Here is what in my tank, 
1 red tiger oscar
1 blood parrot
1 yellow lab
1 hap blue mori dolphin
1 jack dempsey
2 chinese algea eaters
1 reg pleco

Ya I know it a bit of a odd mix, but they all get along and have been together since babies the oscar and parrot tried bulling the jack but he showed them and that was it everyone keeps to them selves now.... Is that to many fish for my tank, or can I get more or not a good idea ?

Thanks for your help Rob


----------



## Number6 (Mar 13, 2003)

Eventually those fish will outgrow that tank and you will be forced to rehome some/all or buy a much larger tank. The question is when...

answer:
fish find any physical touch to be extremely stressful. Near touches are less stressful, but still stresses them. Stress will end in death... So my advice is that if the fish can get away from each other without nipping or near misses then you have time. If there is some chasing and nipping already (or attempts at nipping) then you are already out of time and the addition of more fish could be a disaster.

I hope that helps.


----------



## Rob1984 (Jan 4, 2012)

Hmmm, well the oscar and blood parrot went after jack as they thought they were king of the tank kinda thing ya know... And he nipped em both really good too, now they stay clear away from each other... There is lot of room if someone is chasing another out of there territory... Jack usually hides in the far back right corner and if someone is in his area he'll chase em away but they don't fight or bite at one another just him "defending" his terriotry kinda thing...

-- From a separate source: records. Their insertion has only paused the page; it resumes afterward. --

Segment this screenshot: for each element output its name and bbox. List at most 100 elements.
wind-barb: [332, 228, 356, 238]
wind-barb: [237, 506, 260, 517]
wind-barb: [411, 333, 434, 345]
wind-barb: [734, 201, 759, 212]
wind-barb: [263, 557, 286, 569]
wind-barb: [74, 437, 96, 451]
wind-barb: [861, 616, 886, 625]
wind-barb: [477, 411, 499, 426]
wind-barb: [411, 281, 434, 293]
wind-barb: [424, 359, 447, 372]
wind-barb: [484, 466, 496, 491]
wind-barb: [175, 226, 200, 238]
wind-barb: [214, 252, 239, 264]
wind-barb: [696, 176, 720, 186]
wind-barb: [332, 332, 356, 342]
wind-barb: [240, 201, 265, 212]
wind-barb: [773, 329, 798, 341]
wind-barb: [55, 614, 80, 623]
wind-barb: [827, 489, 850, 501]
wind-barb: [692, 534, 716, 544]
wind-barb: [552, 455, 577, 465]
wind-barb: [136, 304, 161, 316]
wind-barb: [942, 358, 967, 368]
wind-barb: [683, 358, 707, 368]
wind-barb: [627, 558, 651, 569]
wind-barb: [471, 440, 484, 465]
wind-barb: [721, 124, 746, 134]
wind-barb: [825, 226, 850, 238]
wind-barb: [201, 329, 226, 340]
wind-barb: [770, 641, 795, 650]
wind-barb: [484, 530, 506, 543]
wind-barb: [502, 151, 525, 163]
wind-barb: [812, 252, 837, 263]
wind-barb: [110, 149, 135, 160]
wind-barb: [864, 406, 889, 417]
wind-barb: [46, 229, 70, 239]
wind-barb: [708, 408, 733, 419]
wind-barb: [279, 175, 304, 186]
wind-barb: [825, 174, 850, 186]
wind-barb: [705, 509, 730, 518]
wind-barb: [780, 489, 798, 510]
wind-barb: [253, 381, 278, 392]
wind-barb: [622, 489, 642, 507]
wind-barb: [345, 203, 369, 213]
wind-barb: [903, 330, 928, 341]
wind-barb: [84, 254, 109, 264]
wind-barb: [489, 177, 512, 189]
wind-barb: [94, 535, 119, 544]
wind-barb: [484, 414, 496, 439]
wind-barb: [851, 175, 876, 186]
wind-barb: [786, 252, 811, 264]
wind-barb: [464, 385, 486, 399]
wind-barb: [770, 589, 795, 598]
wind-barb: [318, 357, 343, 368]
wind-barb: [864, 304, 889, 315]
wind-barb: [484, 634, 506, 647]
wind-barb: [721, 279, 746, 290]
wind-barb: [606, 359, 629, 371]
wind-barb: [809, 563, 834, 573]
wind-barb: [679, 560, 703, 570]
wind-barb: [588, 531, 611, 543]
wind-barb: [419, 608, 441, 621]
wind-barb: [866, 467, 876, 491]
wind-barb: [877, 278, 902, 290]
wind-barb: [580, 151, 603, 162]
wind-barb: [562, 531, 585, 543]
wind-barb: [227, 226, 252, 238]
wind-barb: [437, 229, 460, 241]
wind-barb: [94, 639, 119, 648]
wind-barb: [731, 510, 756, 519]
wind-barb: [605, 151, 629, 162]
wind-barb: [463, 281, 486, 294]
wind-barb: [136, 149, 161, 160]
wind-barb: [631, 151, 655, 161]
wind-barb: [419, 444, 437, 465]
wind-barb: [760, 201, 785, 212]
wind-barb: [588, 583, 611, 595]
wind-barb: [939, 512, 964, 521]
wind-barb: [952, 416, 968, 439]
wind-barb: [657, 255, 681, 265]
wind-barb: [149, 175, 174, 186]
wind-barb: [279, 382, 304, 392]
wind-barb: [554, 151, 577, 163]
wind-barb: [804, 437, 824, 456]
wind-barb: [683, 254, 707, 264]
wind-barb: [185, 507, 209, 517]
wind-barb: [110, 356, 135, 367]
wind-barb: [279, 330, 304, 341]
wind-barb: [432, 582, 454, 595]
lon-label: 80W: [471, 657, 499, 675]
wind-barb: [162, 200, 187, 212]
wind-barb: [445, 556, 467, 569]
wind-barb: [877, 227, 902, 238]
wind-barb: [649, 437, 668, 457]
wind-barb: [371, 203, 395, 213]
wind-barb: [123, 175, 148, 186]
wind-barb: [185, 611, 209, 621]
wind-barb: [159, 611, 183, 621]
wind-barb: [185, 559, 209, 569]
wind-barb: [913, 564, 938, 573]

Also how much of a bigger tank would be needed for these guys ? Tank we have now is 48Lx18Wx19H


----------



## Darkside (Feb 6, 2008)

A 6', 180 gallon is the minimum I would try this sort of thing in.


----------



## Adrian101 (Jan 24, 2011)

Also you may want to start doing the water changes every week as Os especially are very messy.


----------



## Rob1984 (Jan 4, 2012)

Well so far no one is really "messy" but the parrot moves a lot of the stones and stuff around.....


----------



## Mr.Dempsey (Jan 4, 2012)

how big is each fish?


----------



## Rob1984 (Jan 4, 2012)

blood parrot 4"
Oscar almost 4" or so
Dolphin and Yellow lab 2" or so 
Jack dempsey 6" or so
Chinese algea eaters 2" at most
Pleco about 4 "

These are just guessing too.... Give or take a bit for measurement


----------



## Adrian101 (Jan 24, 2011)

Well if its a common pleco those get massive and are poop machines. I didn't mean messy as in they move stuff i ment they create large amounts of waste compared to other fish their size.


----------



## AulonoKarl (Mar 9, 2012)

The Oscar and Pleco, I know for sure, are about to become extremely messy. 
I wouldn't keep either of these fish in a tank under 125 gallons. I've made that mistake in the past. They get so messy around 7" or so that I was having to do heavy vacuuming/50% water changes every other day.


----------



## Rob1984 (Jan 4, 2012)

Well that's good to know around 7" or so... As of right now the pleco is like 4" he pretty small yet and the oscar is small yet too


----------